Mark was a teaching assistant at Stanford and taught at Hofstra University, the Mander Portman Woodward School in London and in the New York City Public Schools. He practiced law at the San Francisco office of Baker & McKenzie, the world’s largest law firm, where he was active in cases involving Apple Computer and BP. He is also a partner of the Jarrett Publishing Company, which publishes social studies books for Texas, Ohio, New York and other states.
Mark was a speaker at the Harvard symposium on the Congress of Vienna this past April, at the Salzburg Global Seminar on “1814-1914-2014” in August, and at the conference on the “Congress of Vienna and its Global Dimension” in Vienna this past September. He was also a keynote speaker at the conference “Vienna 1815: The Making of a European Security Culture” in The Hague and Amsterdam this past November, and he will be speaking at the conference on the Congress being held at Columbia University this February 5 and 6.

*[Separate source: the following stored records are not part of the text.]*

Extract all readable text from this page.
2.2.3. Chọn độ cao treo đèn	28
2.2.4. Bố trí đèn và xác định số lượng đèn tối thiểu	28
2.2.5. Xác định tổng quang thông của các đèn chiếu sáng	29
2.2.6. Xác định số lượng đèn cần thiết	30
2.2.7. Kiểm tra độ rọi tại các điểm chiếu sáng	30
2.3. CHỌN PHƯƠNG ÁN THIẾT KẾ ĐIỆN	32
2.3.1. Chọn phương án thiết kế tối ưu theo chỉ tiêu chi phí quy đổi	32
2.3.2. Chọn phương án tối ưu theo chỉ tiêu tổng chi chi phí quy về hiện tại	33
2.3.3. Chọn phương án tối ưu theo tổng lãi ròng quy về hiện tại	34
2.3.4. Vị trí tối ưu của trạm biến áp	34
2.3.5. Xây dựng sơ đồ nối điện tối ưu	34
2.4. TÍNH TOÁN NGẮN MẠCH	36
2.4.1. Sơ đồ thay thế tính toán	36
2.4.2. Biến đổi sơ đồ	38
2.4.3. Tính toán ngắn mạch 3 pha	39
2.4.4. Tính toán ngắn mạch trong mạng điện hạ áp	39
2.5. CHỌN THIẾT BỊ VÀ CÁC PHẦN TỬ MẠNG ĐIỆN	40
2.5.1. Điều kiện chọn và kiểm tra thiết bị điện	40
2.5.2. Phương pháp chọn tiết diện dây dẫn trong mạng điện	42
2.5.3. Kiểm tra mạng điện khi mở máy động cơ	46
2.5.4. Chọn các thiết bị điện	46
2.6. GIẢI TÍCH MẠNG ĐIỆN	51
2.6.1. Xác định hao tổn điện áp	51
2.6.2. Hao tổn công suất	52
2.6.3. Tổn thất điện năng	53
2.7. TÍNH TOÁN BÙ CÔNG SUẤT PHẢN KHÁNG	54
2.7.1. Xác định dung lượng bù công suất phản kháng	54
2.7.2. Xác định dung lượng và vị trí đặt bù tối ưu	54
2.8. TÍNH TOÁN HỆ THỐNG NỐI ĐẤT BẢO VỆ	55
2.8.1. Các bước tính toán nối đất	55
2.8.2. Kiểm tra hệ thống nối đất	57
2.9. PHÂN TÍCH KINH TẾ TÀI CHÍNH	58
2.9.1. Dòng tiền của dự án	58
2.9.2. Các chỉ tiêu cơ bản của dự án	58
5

Most recently, he is the author of an article on “Hard and Soft Power at the Congress of Vienna” in the December 2014 issue of the British history magazine, History Today, and co-author with Stella Ghervas of an article on the Congress of Vienna in the September 11, 2014 issue of the German newspaper, Die Zeit. Dr. Jarrett is currently writing a new book, Castlereagh and Counter-Revolution: Enlightened Conservatism and the Political Order, to be published by I.B. Tauris in 2016.